6.3. Association with Prior Thoracenteses

One study investigated potential predictors for pneumothoraces and found the only statistical significant factor to be a history of a prior thoracentesis on the same hemithorax. These patients were found to have a pneumothorax rate of 5 in 40 procedures, or an incidence of 12.5% [29]. Clinicians might factor this risk into planning another procedure on any affected patient.

6.4. Association with Amount of Pleural Effusion Removed

One study specifically evaluated the risk of pneumothorax with the removal of different fluid volumes. In patients with >1100 cc fluid removed, there was a significantly increased incidence of pneumothorax [35]. A prospective observational study specifically evaluated the relationship between drained fluid volume and risk of pneumothorax. This study found an odds ratio of 3.8 when 1.8–2.2 liters was removed. The odds ratio increased to 5.7 with removal of 2.3 liters or more [34].

7. Other Significant Complications of Thoracentesis

7.1. Reexpansion Pulmonary Edema

Traditionally, it has been taught that large volume thoracentesis was increasingly associated with the complication of reexpansion pulmonary edema. However, one study mentioned above specifically looked at large volume thoracentesis and found that only 0.5% (2 of 373) of those patients with >1 liter of fluid removed actually developed this complication [35]. As previously emphasized, removal of large volumes may however be associated with higher rates of pneumothorax [34].
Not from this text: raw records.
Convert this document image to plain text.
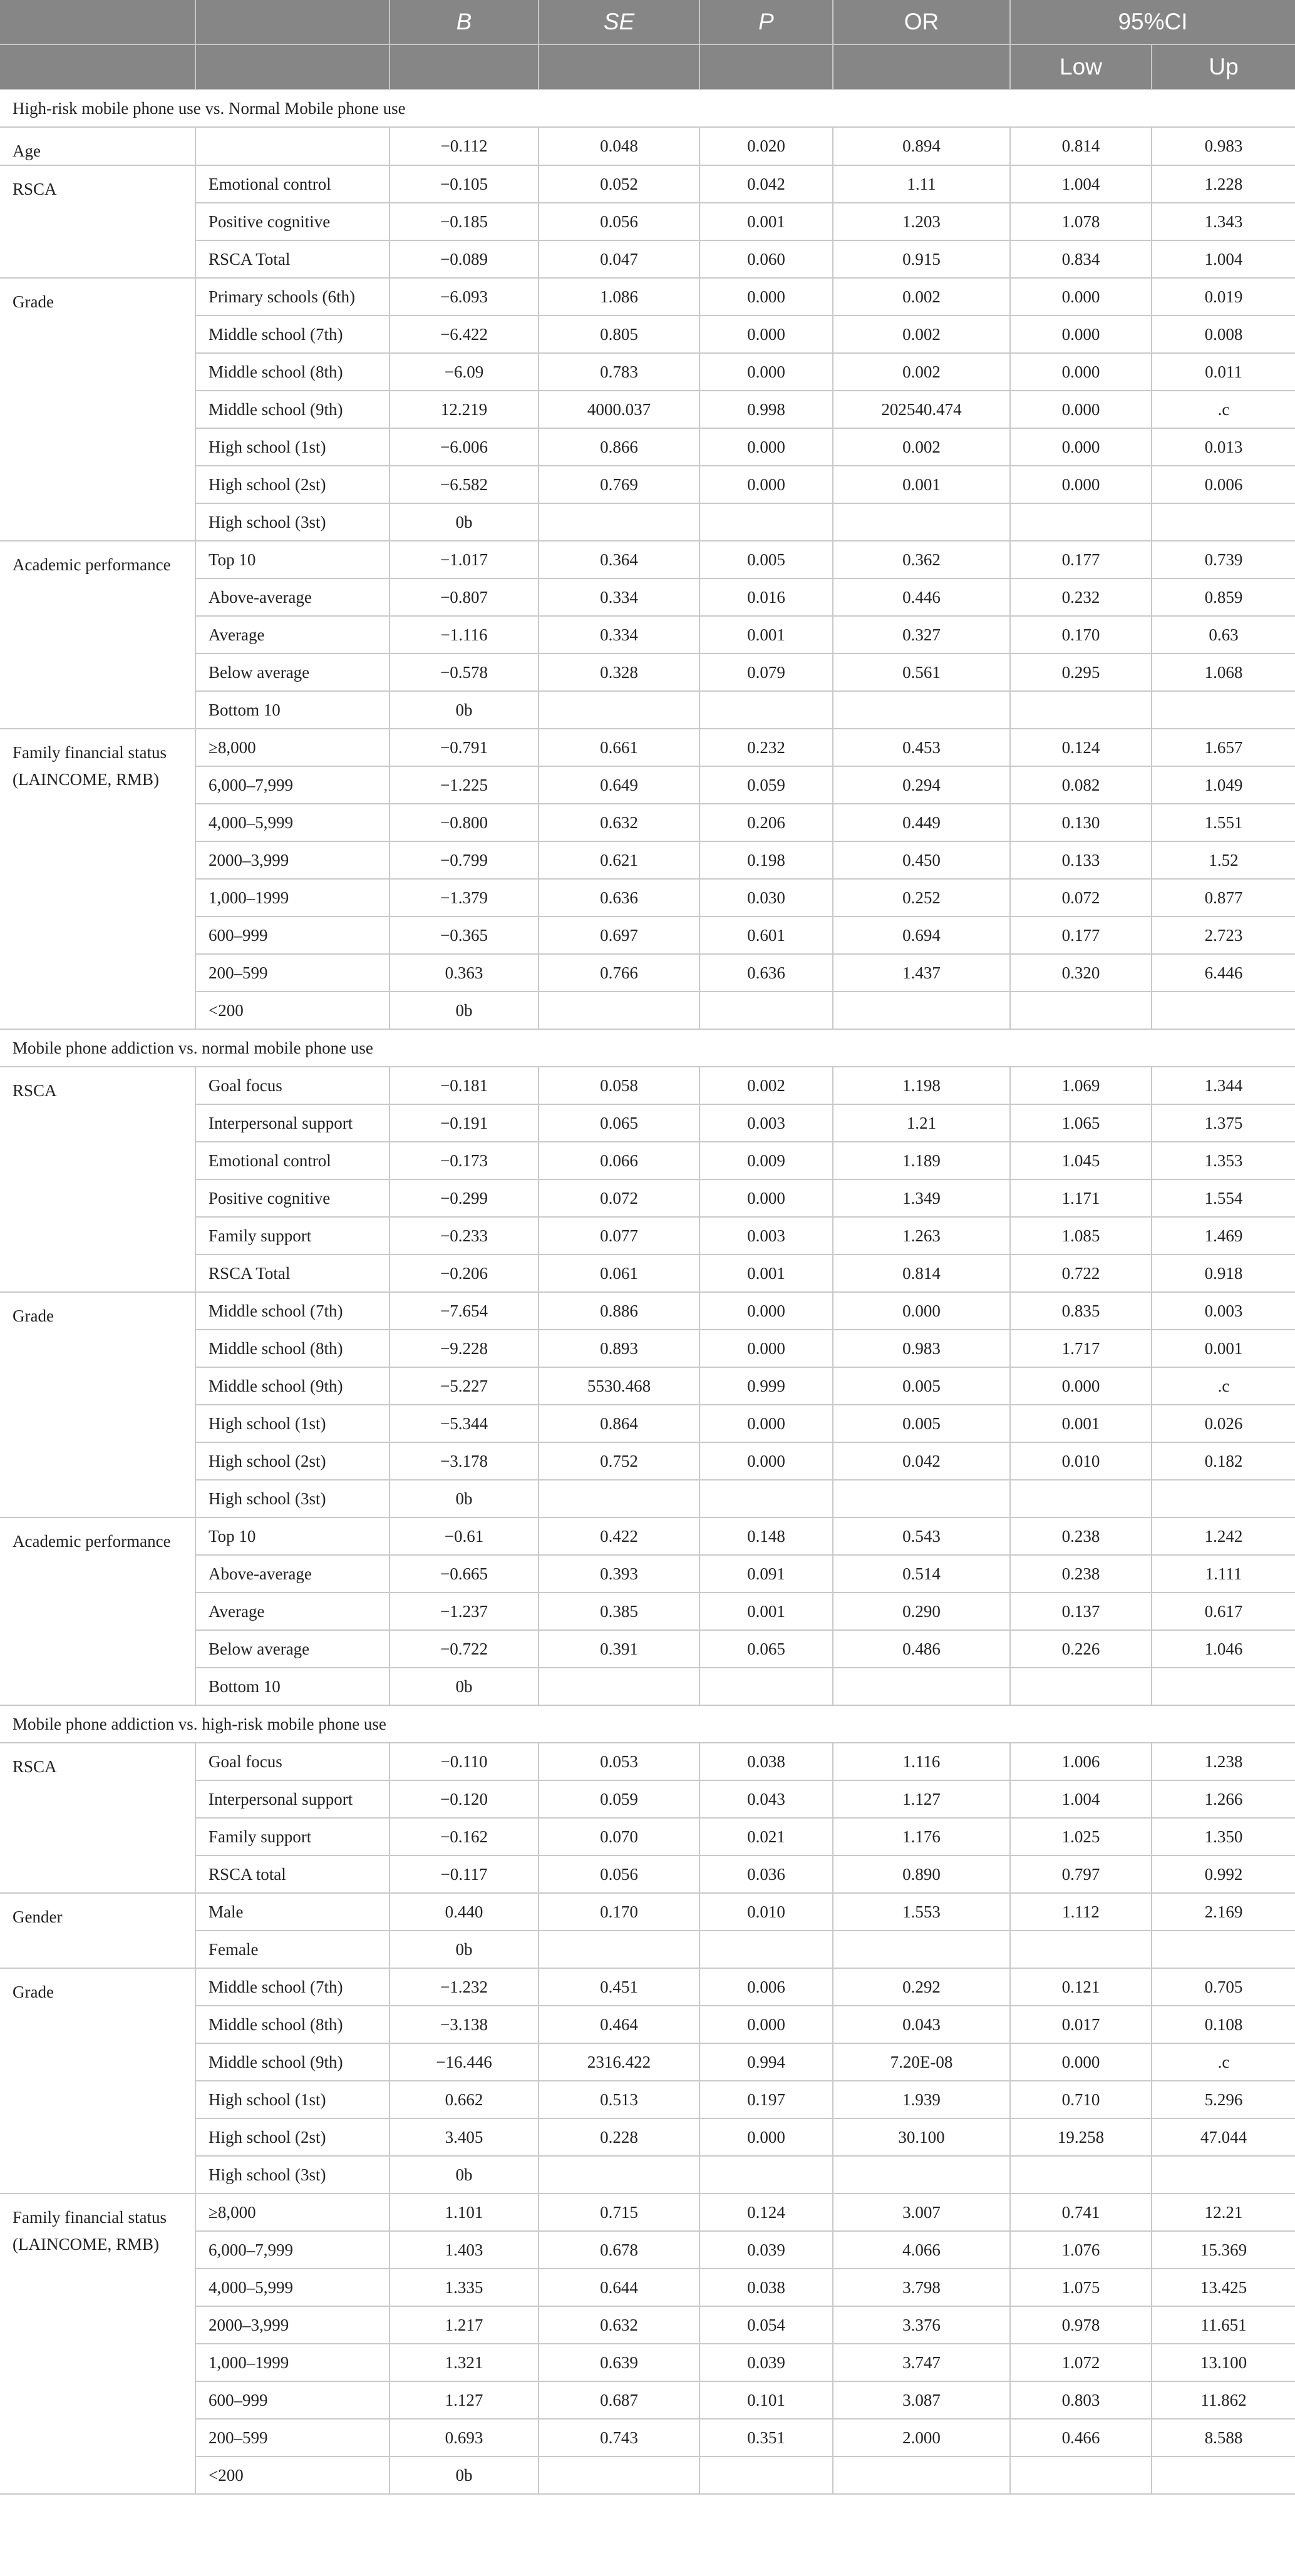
		B	SE	P	OR	95%CI	
						Low	Up
High-risk mobile phone use vs. Normal Mobile phone use							
Age		−0.112	0.048	0.020	0.894	0.814	0.983
RSCA	Emotional control	−0.105	0.052	0.042	1.11	1.004	1.228
	Positive cognitive	−0.185	0.056	0.001	1.203	1.078	1.343
	RSCA Total	−0.089	0.047	0.060	0.915	0.834	1.004
Grade	Primary schools (6th)	−6.093	1.086	0.000	0.002	0.000	0.019
	Middle school (7th)	−6.422	0.805	0.000	0.002	0.000	0.008
	Middle school (8th)	−6.09	0.783	0.000	0.002	0.000	0.011
	Middle school (9th)	12.219	4000.037	0.998	202540.474	0.000	.c
	High school (1st)	−6.006	0.866	0.000	0.002	0.000	0.013
	High school (2st)	−6.582	0.769	0.000	0.001	0.000	0.006
	High school (3st)	0b					
Academic performance	Top 10	−1.017	0.364	0.005	0.362	0.177	0.739
	Above-average	−0.807	0.334	0.016	0.446	0.232	0.859
	Average	−1.116	0.334	0.001	0.327	0.170	0.63
	Below average	−0.578	0.328	0.079	0.561	0.295	1.068
	Bottom 10	0b					
Family financial status (LAINCOME, RMB)	≥8,000	−0.791	0.661	0.232	0.453	0.124	1.657
	6,000–7,999	−1.225	0.649	0.059	0.294	0.082	1.049
	4,000–5,999	−0.800	0.632	0.206	0.449	0.130	1.551
	2000–3,999	−0.799	0.621	0.198	0.450	0.133	1.52
	1,000–1999	−1.379	0.636	0.030	0.252	0.072	0.877
	600–999	−0.365	0.697	0.601	0.694	0.177	2.723
	200–599	0.363	0.766	0.636	1.437	0.320	6.446
	<200	0b					
Mobile phone addiction vs. normal mobile phone use							
RSCA	Goal focus	−0.181	0.058	0.002	1.198	1.069	1.344
	Interpersonal support	−0.191	0.065	0.003	1.21	1.065	1.375
	Emotional control	−0.173	0.066	0.009	1.189	1.045	1.353
	Positive cognitive	−0.299	0.072	0.000	1.349	1.171	1.554
	Family support	−0.233	0.077	0.003	1.263	1.085	1.469
	RSCA Total	−0.206	0.061	0.001	0.814	0.722	0.918
Grade	Middle school (7th)	−7.654	0.886	0.000	0.000	0.835	0.003
	Middle school (8th)	−9.228	0.893	0.000	0.983	1.717	0.001
	Middle school (9th)	−5.227	5530.468	0.999	0.005	0.000	.c
	High school (1st)	−5.344	0.864	0.000	0.005	0.001	0.026
	High school (2st)	−3.178	0.752	0.000	0.042	0.010	0.182
	High school (3st)	0b					
Academic performance	Top 10	−0.61	0.422	0.148	0.543	0.238	1.242
	Above-average	−0.665	0.393	0.091	0.514	0.238	1.111
	Average	−1.237	0.385	0.001	0.290	0.137	0.617
	Below average	−0.722	0.391	0.065	0.486	0.226	1.046
	Bottom 10	0b					
Mobile phone addiction vs. high-risk mobile phone use							
RSCA	Goal focus	−0.110	0.053	0.038	1.116	1.006	1.238
	Interpersonal support	−0.120	0.059	0.043	1.127	1.004	1.266
	Family support	−0.162	0.070	0.021	1.176	1.025	1.350
	RSCA total	−0.117	0.056	0.036	0.890	0.797	0.992
Gender	Male	0.440	0.170	0.010	1.553	1.112	2.169
	Female	0b					
Grade	Middle school (7th)	−1.232	0.451	0.006	0.292	0.121	0.705
	Middle school (8th)	−3.138	0.464	0.000	0.043	0.017	0.108
	Middle school (9th)	−16.446	2316.422	0.994	7.20E-08	0.000	.c
	High school (1st)	0.662	0.513	0.197	1.939	0.710	5.296
	High school (2st)	3.405	0.228	0.000	30.100	19.258	47.044
	High school (3st)	0b					
Family financial status (LAINCOME, RMB)	≥8,000	1.101	0.715	0.124	3.007	0.741	12.21
	6,000–7,999	1.403	0.678	0.039	4.066	1.076	15.369
	4,000–5,999	1.335	0.644	0.038	3.798	1.075	13.425
	2000–3,999	1.217	0.632	0.054	3.376	0.978	11.651
	1,000–1999	1.321	0.639	0.039	3.747	1.072	13.100
	600–999	1.127	0.687	0.101	3.087	0.803	11.862
	200–599	0.693	0.743	0.351	2.000	0.466	8.588
	<200	0b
7.2. Abdominal Viscus Injury

Other potential serious complications include splenic and liver laceration, although little data currently exists on the rate of these complications. These could result from inadvertent placement of the needle below the diaphragm. This is why it is important to accurately determine the location of these structures with ultrasound prior to the procedure.

7.3. Infection Causing Empyema

Infection is another recognized potential adverse outcome. One study found that the rate of complicating infection associated with the placement of pigtail catheter drains occurred in 4 of 332 patients, or an incidence rate of 1.2% [45]. This demonstrates a low incidence of infection. However, strict adherence to sterile technique is advised through the procedure to decrease this complication.

7.4. Other Complications of Thoracentesis

In a prospective study of 941 thoracentesis procedures, researchers looked at the incidence of symptomatic reactions following the procedure. Complications included pain (25%), shortness of breath (1%), cough (0.8%), and vagal reaction (0.6%) [35].

8. Conclusion

Ultrasound serves as a more accurate imaging tool than chest radiography for the diagnosis of pleural effusions. Ultrasound has the additional potential benefits that it can be rapidly performed, repeated over time and lacks the ionizing radiation associated with both chest radiographs and computed tomography scans. As described in the patient cases above, bedside ultrasound can allow discrimination of pleural effusions from other lung pathology that may appear similar on a chest radiograph. Furthermore, ultrasound can allow diagnosis of complicated pleural effusions, such as empyemas and abscesses that may be associated with a higher risk for a drainage procedure.

Our literature review, as well as that performed by others, demonstrates a clear and convincing decrease in the overall complication rate associated with thoracentesis when ultrasound guidance is employed during the procedure. The most dramatic improvement was noted in the rate of pneumothorax, which is the most common recognized complication associated with the procedure. Specialty societies and expert consensus panels now urge integration of ultrasound into the thoracentesis procedure as a “best practice” guideline. In the age when improving patient safety is paramount to the care delivered in hospitals across the world, ultrasound has a proven benefit that fits in perfectly with the campaign to decrease procedural complications and the resulting patient morbidity and mortality. Physicians in the many specialties that perform the thoracentesis procedure should be urged to learn ultrasound and to use this application whenever possible.